The challenges of selecting literature for your ensemble

Few things are as maddening as selecting literature appropriate for your ensemble. Everyone has opinions on what to play. Who is right?

As many of you return to school from the holiday break – likely with a snow day or two thrown in there for good measure – the task of selecting literature for your ensemble stares you in the face. Concert festivals are a minefield, filled with opinions from adjudicators whose score will be all that matters to your administration. It’s an all-too-common situation.

“You can’t play Holst’s First Suite! Everyone knows it and has an etched-in-stone opinion!”

“Not more John Mackey! He is played too much!”

“No! You should play (insert person’s favorite all-time piece. Your kids will love it!”

Sure. These statements are not (completely) true. But similar things to these have been, and will continue to be, said. Selecting literature is not an easy task. Partly because of the range of material available, and partly because we care about our students’ opinions.

Sharing some thoughts

I recently purchased a copy of Rehearsing the Band, Vol. 2 by Donald Miller. This series of text provides concepts on working with wind bands from some of the best conductors and educators from the collegiate realm. Topics such as balance, rehearsal planning, and literature are discussed. While reading through the sections on literature, one thing became apparent: everyone had their own valid opinions.

No two sections were the same. Most suggested playing music from a wide range of time periods and styles. There were thoughts on new music, chamber works, and transcriptions. A few conductors mentioned works standing the test of time which is really not in our hands to decide.

All in all, their thoughts and opinions do bring helpful information. But still, there is a level of personal taste involved. With that in mind, here are some things I consider when selecting literature.

  • Is there artistic and/or emotional value to the composition? Does it cause me to think? Does it move or excite me? (If I am not going to enjoy the piece, it will show and reflect by my ensemble’s performance)
  • Is the piece going to challenge my students musically?
  • Does the piece have historical significance?
  • Does the piece fit into our educational goals?

The most important aspect for me is the emotional and/or artistic value. Some compositions are like a new diet. You may not like the way it tastes or feels at first, but when all is finished you realize how much better off you are. I was lucky to conduct Steven Bryant’s Ecstatic Waters while attending Southern Miss. To this day, it was one of the most frustrating but rewarding experiences. The concepts presented we so new at the time the ensemble struggled at time to make the pieces fit. When they did, it was amazing.
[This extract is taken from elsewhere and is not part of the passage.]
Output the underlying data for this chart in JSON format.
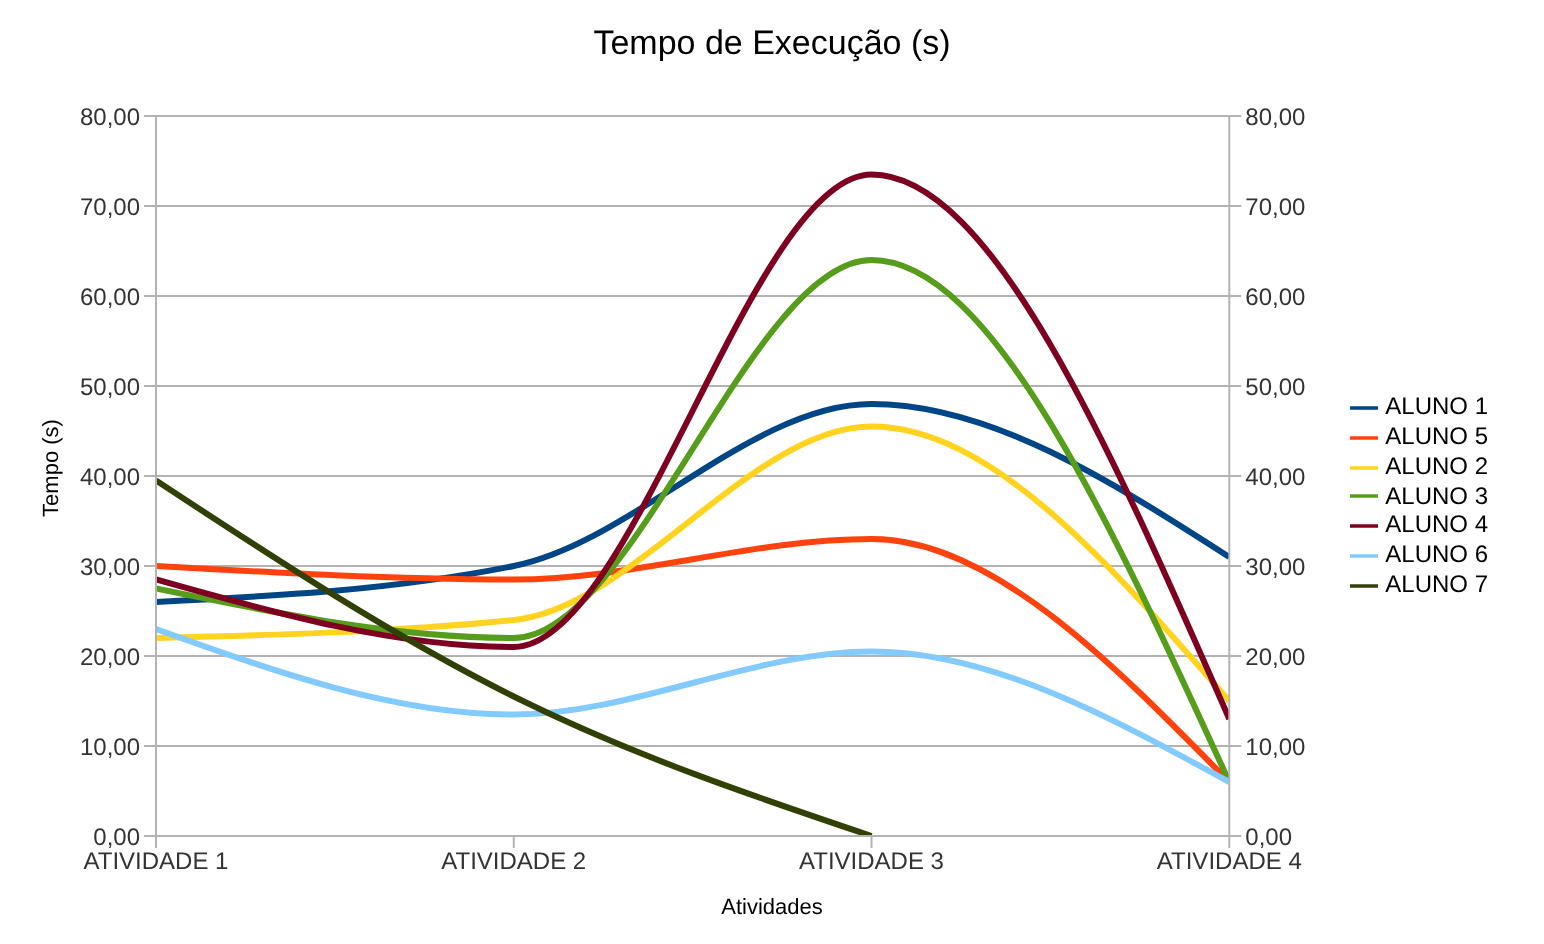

The point of all this? Simple. Select repertoire that fits you and your ensemble. Your group may not be ready for Lincolnsire Posy or Hindemith’s Symphony in B-flat. There are other works that are artistically sound and emotionally moving. It doesn’t have to be about teaching your clarinets to cross the break, though there is nothing wrong with that. Finding balance in artistry and significance is just as important.